Las noticias televisivas se enmarcan en la contingencia nacional, la realeza que castiga al noble, al pobre y al anciano, la corona como condena determinada culpable de un crimen que nunca se cometió, pues una vez más, el  COVID-19 era la cortina de humo que desvía la mirada de la escena principal. 

La muerte llega de traje y sombrero de copa, es anfitriona en la casa esquina, donde los cuerpos descansan en la madera lustrada, adosados al marco de la puerta en cada habitación. Los hermanos invitan a los residentes a la morada, con el aroma putrefacto que la vecina del frente percibe como gas, despertando la incertidumbre y alertando a las autoridades de la tragedia sospechosa que reúne a los ojos morbosos, que reúne a la familia segmentada y que busca reencontrar a la sobrina nieta, cuya fuga resulta cargada de remordimiento. 
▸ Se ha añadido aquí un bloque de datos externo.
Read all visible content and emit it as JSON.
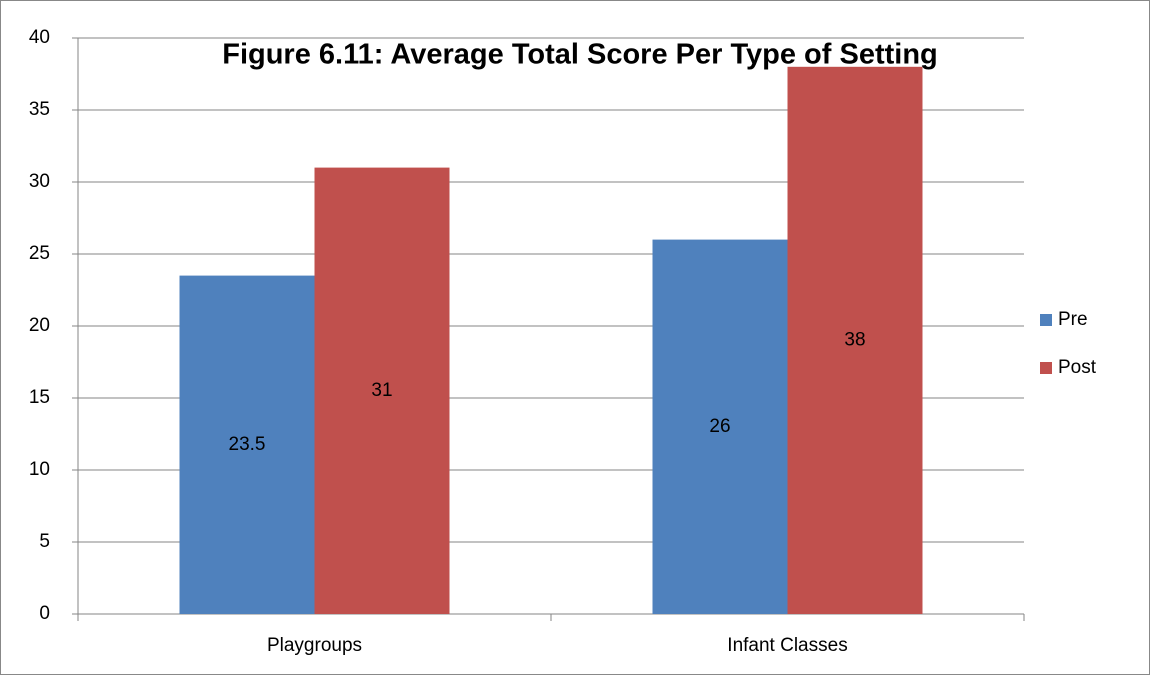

La vecina que alerta, que habla con los medios televisivos con el discurso moral y el deber social, que acusa a la madre de las niñas de abandono, que acusa a las sobrinas nietas de malagradecidas, que escupe y salpica. Pero no recuerda, la vecina copuchenta que arrodillaba a la anciana frente a las rosas, con la tarea de quitar la tierra de las hojas con un trozo de tela, a cambio de unos cuantos pesos para la cajetilla de cigarrillos diaria; “me voy a fumar un pucho aquí en la ventana, para que no entre tanto el humo” decía todas las noches la tía abuela a la niña. 

Las redes sociales hacen lo suyo y prostituyen la noticia decorándola con lástima: “Pareja de abuelitos fallecidos al interior de su casa” era el encabezado y al pie de página la cajita de comentarios abierta para dar espacio a la opinión social… 

“…los mató la desigualdad, este gobierno que no tiene consideración con la tercera edad”.

“…el Coronavirus no tiene piedad con la población más vulnerable, QEPD”. 

“…esos abuelitos se murieron de hambre, como puede ser posible que su familia los abandone, ellos también van a llegar a viejos”. 

“…fue una fuga de gas, aprendan a leer, si estaban los bomberos afuera, se les tiene que haber olvidado cerrar bien las llaves de la cocina, que pena”. 

La sobrina nieta, ahora con la edad de una mujer, se ahoga en el cúmulo de ira y tristeza, la noticia la remonta a la casa esquina solo en memoria, la eterna fuga no le permite más que recordar sin poder acercarse en presencia a la vivienda, esa fuga se materializa en cigarro y el gas inflamable como llama que lo enciende: “Me fumo un pucho en tu nombre”, dijo la sobrina nieta, con el humo que se ahoga en lágrimas forzadas y la duda de un cariño que nunca le correspondió.